10. Is there an age restriction for using the service? 

1)  Account registration   

The Company does not knowingly collect or solicit personal information from users defined as "Children" under the applicable privacy laws of their country of residence, nor does it permit them to use its services. For the purposes of this policy, "Children" refers to users:   
Under the age of 13 in the United States and Canada;   
Under the age of 16 in the European Union (or a lower age of digital consent, if provided by the law of an individual member state in accordance with the GDPR);   
Under the age of 18 in Brazil; and   
Under the age defined by any other applicable national privacy laws.   

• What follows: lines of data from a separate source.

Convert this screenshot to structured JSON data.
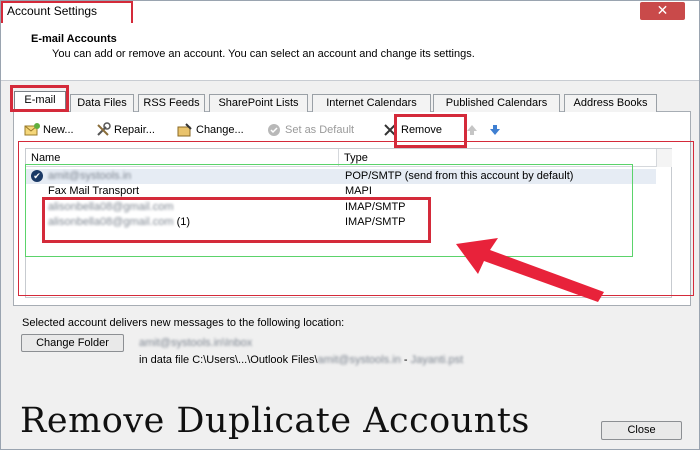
{
  "window": {
    "title": "Account Settings",
    "close_glyph": "✕"
  },
  "header": {
    "title": "E-mail Accounts",
    "description": "You can add or remove an account. You can select an account and change its settings."
  },
  "tabs": [
    {
      "label": "E-mail",
      "active": true
    },
    {
      "label": "Data Files"
    },
    {
      "label": "RSS Feeds"
    },
    {
      "label": "SharePoint Lists"
    },
    {
      "label": "Internet Calendars"
    },
    {
      "label": "Published Calendars"
    },
    {
      "label": "Address Books"
    }
  ],
  "toolbar": {
    "new_label": "New...",
    "repair_label": "Repair...",
    "change_label": "Change...",
    "set_default_label": "Set as Default",
    "remove_label": "Remove",
    "up_icon": "arrow-up-icon",
    "down_icon": "arrow-down-icon"
  },
  "list": {
    "headers": {
      "name": "Name",
      "type": "Type"
    },
    "rows": [
      {
        "name": "amit@systools.in",
        "type": "POP/SMTP (send from this account by default)",
        "default": true,
        "blurred": true
      },
      {
        "name": "Fax Mail Transport",
        "type": "MAPI",
        "blurred": false
      },
      {
        "name": "alisonbella08@gmail.com",
        "type": "IMAP/SMTP",
        "blurred": true
      },
      {
        "name": "alisonbella08@gmail.com",
        "suffix": "(1)",
        "type": "IMAP/SMTP",
        "blurred": true
      }
    ]
  },
  "delivery": {
    "label": "Selected account delivers new messages to the following location:",
    "change_folder_label": "Change Folder",
    "inbox_path": "amit@systools.in\\Inbox",
    "data_file_prefix": "in data file C:\\Users\\...\\Outlook Files\\",
    "data_file_blur": "amit@systools.in",
    "data_file_mid": " - ",
    "data_file_tail_blur": "Jayanti.pst"
  },
  "caption": "Remove Duplicate Accounts",
  "close_button_label": "Close",
  "colors": {
    "highlight_red": "#d42a3a",
    "highlight_green": "#5bd36b"
  }
}
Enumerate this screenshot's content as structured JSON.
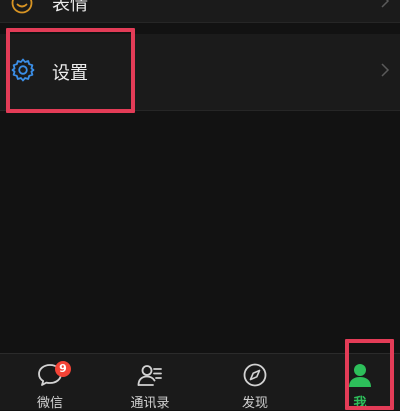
{
  "menu": {
    "emoji_row": {
      "label": "表情",
      "icon": "emoji-face-icon",
      "icon_color": "#d89423"
    },
    "settings_row": {
      "label": "设置",
      "icon": "gear-icon",
      "icon_color": "#3b8fe8"
    }
  },
  "tabbar": {
    "tabs": [
      {
        "label": "微信",
        "icon": "chat-bubble-icon",
        "badge": "9"
      },
      {
        "label": "通讯录",
        "icon": "contacts-icon"
      },
      {
        "label": "发现",
        "icon": "compass-icon"
      },
      {
        "label": "我",
        "icon": "person-icon",
        "active": true
      }
    ],
    "active_color": "#2dbf5a",
    "badge_color": "#f44336"
  },
  "annotation_color": "#e33c57"
}
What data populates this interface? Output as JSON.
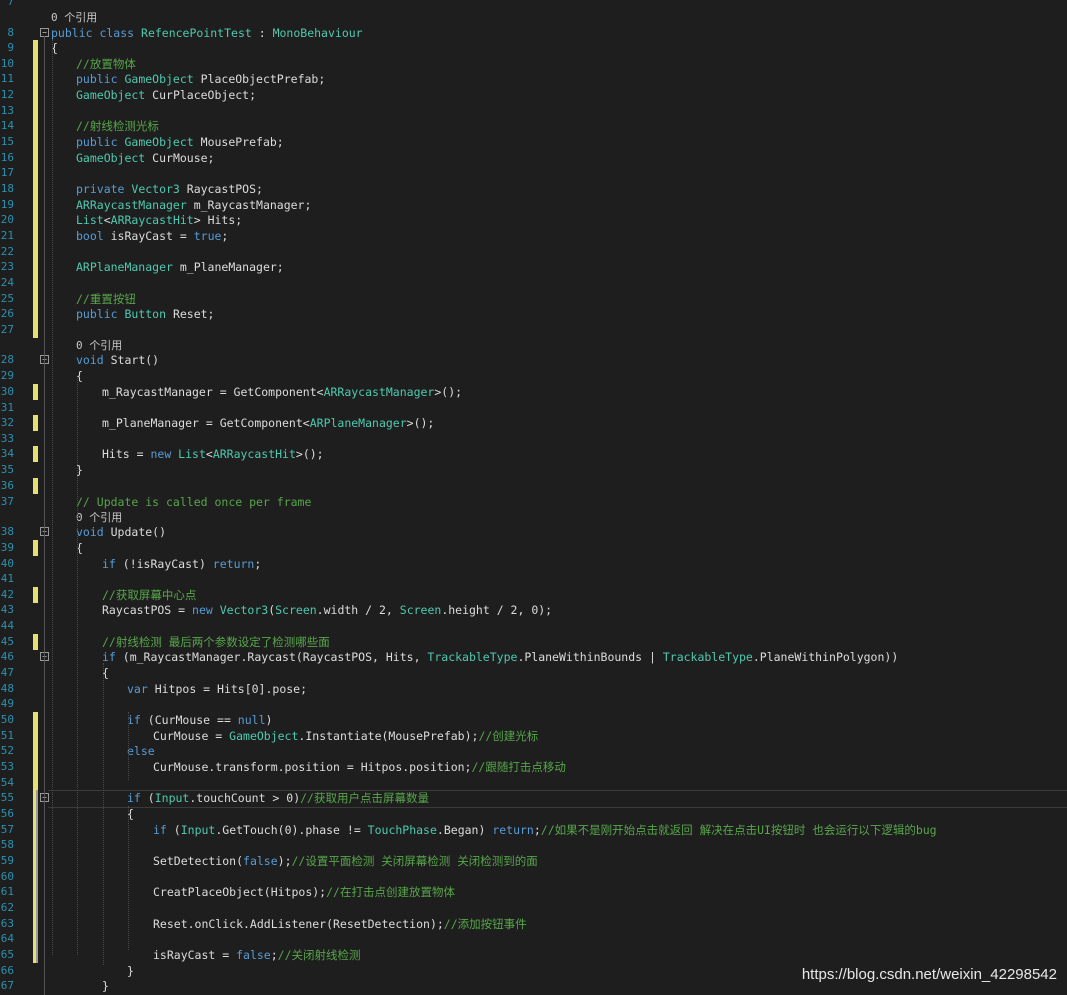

Children must not submit their personal information to the Company. If the Company learns that it has collected personal information from a Child, it will take prompt steps to delete such data. 

Please ensure that Children do not provide their personal information to the Company. If you become aware that the Company has collected or retains the personal information of a Child, please notify the Company immediately. 

2) Game Play  
- The age limit for the use of game services is set according to the game rating authorized in each service area. 

11. How do you contact Pearl Abyss? 

If any questions about personal information protection should arise, please contact the department in charge of personal information. The Company will provide prompt and sincere guidance. 

Department in charge of personal information  
Department: Information Security Division  
Email: privacy@pearlabyss.com  

1) Company Information in charge of personal information protection in Europe 

If you are residing in Europe, you may inquire about your personal information through the following contact information. 

Company in charge of personal information protection: Pearl Abyss Corp.    

Address: 48 Gwacheon-daero 2-gil, Gwacheon-si, Gyeonggi-do, 13824, Rep. of Korea 

Email: dpo@pearlabyss.com  

2) Agency information in Europe 

VeraSafe has been appointed as PEARL ABYSS's representative in the European Union for data protection matters, pursuant to Article 27 of the General Data Protection Regulation of the European Union. If you are in the European Economic Area, VeraSafe can be contacted in addition to dpo@pearlabyss.com, only on matters related to the processing of personal data. To make such an inquiry, please contact VeraSafe using this contact form: https://verasafe.com/public-resources/contact-data-protection-representative or via telephone at: +420 228 881 031 

VeraSafe Czech Republic s.r.o  

Rohanské nábřeží 678/23  

Prague 8, 18600  

Czech Republic 

 
VeraSafe Netherlands BV  

Keizersgracht 555  

1017 DR Amsterdam  

Netherlands 
 
VeraSafe Ireland Ltd. 

Unit 3D North Point House 

North Point Business Park 

New Mallow Road 

Cork T23AT2P 

Ireland 

Addendum 

This policy shall enter into force starting March 31, 2026.